Table 4 Specification of Collaborative-Level Implementation Intervention
Table 5 Quality Improvement Tools and Goals, Barrier Addressed, and Potential Uses

Implementation strategies and tools for hospital-based quality improvement teams

We identified 27 strategies (nine explicitly identified by interview and focus group participants and an additional 18 emerging from the study team’s manual comparison) with 12 associated tools for unit-based QI teams to utilize to optimize identified CFIR conditions (Fig. 2).

Fig. 2
figure 2

Logic Model

Teaming

Key strategies included identifying and preparing champions (corresponding tool: document clarifying champion roles and responsibilities); building a coalition; and securing hospital and unit leaders’ buy-in for adopting the COMFORT CPG (tool: C-suite letter to engage organizational leaders).

Planning

Reviewing baseline performance (tool: hospital performance report) to identify improvement opportunities and conducting consensus-building dialogue with key constituencies were important strategies to create a shared understanding of the initiative’s rationale and clinical significance. Multiple planning strategies emerged as crucial to help unit-based champion teams create an implementation plan responsive to local clinician and patient needs (tools: unit self-assessment tool to measure barriers/facilitators, checklist of core strategies, QI blueprint to document the site’s implementation plan, FAQ document to address common unit-based champion questions). Participants described the importance of adapting unit policies/protocols (tool: Sample CPG-concordant protocol) and EHR elements (tool: template orderset and counseling documentation) to communicate unit expectations for CPG-concordant clinical behaviors and make desired behaviors easy for clinicians to execute.

Engaging

Strategies for providing dynamic, multidisciplinary, and ongoing clinician training; just-in-time reminders; and consistent and repeated communication emerged as likely essential for optimizing clinician perceptions of the CPG and knowledge, skills, capacity, and motivation to use CPG-recommended practices (tools: clinician practice guide, on-demand viewable webinar recording). Communications that focus on the initiative’s priority and the CPG’s evidence base and potential to improve clinical outcomes, the patient experience, and healthcare inequities may be most successful at engaging clinician groups. Elevating the experiences of early adopters and organizing meetings with frontline clinicians emerged as important strategies to demonstrate that desired changes are possible and beneficial and to foster momentum and self-efficacy among clinicians trying new practices.

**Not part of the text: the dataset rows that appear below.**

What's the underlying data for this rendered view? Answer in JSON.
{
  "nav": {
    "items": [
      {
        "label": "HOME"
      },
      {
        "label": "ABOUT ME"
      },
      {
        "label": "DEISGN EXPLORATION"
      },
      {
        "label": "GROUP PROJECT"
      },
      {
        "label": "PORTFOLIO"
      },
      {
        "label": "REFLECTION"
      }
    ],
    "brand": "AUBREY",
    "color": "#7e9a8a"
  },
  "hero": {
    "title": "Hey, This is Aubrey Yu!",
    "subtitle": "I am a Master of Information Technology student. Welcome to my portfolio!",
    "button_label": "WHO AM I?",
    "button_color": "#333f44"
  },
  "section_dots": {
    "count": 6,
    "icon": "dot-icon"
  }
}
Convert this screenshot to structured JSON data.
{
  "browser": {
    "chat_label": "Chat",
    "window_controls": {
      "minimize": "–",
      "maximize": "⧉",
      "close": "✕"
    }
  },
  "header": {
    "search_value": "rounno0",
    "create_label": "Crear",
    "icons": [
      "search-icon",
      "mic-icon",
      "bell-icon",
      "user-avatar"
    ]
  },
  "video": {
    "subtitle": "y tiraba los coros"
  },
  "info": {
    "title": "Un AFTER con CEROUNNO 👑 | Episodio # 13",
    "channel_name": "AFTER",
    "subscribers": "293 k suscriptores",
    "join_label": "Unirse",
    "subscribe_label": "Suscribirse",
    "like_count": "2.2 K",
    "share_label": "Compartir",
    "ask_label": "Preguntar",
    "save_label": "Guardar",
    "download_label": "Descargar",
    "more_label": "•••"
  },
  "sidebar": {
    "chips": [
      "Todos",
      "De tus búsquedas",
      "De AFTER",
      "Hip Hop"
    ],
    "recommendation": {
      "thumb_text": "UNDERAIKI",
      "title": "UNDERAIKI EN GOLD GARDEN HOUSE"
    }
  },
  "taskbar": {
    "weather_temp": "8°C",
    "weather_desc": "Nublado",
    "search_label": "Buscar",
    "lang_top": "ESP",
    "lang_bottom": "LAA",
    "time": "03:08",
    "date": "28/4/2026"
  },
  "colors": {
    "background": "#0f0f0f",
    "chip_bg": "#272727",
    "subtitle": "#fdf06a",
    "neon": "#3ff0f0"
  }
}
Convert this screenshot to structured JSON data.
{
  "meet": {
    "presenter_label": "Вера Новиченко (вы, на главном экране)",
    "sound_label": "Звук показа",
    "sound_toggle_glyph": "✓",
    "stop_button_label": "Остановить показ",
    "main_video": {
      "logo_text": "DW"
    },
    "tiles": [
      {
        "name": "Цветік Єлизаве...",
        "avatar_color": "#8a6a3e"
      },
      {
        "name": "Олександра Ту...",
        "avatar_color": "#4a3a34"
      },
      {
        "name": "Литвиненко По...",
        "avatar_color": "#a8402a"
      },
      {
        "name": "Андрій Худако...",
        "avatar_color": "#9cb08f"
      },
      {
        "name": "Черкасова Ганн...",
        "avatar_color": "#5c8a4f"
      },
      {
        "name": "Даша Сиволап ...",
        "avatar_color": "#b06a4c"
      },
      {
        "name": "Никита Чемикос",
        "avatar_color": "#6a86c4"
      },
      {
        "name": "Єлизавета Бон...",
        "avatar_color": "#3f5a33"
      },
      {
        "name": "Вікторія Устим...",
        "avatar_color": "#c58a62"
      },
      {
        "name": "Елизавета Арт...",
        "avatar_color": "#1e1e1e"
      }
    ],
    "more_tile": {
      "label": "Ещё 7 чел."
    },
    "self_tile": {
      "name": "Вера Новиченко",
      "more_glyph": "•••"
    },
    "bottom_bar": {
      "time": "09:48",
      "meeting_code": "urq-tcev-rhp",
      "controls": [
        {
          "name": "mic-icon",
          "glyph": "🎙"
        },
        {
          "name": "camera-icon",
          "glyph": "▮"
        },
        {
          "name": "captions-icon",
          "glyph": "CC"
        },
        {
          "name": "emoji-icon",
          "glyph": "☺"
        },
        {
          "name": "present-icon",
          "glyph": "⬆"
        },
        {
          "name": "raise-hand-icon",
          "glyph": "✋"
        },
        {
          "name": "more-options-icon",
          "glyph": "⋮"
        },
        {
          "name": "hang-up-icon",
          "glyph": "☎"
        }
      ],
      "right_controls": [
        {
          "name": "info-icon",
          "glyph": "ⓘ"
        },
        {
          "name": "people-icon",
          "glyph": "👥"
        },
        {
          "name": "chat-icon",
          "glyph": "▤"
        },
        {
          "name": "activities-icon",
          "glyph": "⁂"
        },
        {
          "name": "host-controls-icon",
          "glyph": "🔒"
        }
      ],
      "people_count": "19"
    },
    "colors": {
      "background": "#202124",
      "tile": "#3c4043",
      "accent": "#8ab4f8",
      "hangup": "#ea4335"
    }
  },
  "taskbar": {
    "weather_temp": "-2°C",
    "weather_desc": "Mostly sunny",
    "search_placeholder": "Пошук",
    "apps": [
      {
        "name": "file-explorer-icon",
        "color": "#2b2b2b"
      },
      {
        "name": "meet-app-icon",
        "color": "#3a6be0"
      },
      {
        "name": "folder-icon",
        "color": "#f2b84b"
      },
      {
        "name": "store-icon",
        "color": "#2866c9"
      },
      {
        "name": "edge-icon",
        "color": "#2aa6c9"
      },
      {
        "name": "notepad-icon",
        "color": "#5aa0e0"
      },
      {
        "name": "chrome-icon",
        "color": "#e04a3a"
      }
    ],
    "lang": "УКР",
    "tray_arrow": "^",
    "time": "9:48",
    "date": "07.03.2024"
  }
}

Patient educational materials emerged as key resources for helping to prepare birthing people to be active participants in developing their pain management care plans and knowledge and motivation to accept CPG recommendations.

Reflecting & evaluating

Key data-driven strategies to motivate consistent improvement efforts and sustained strong performance included conveying unit-based data to frontline clinicians, auditing and providing feedback to individual clinicians, obtaining and sharing patient and clinician feedback about the initiative, and ongoing communication about initiative progress and performance outcomes (tool: hospital performance report).

Discussion

This study characterizes key contextual conditions likely to influence implementation of the COMFORT CPG and specifies corresponding theory-based implementation strategies and associated tools for unit-based QI teams and statewide quality collaboratives to help embed the COMFORT CPG into routine care delivery across the United States.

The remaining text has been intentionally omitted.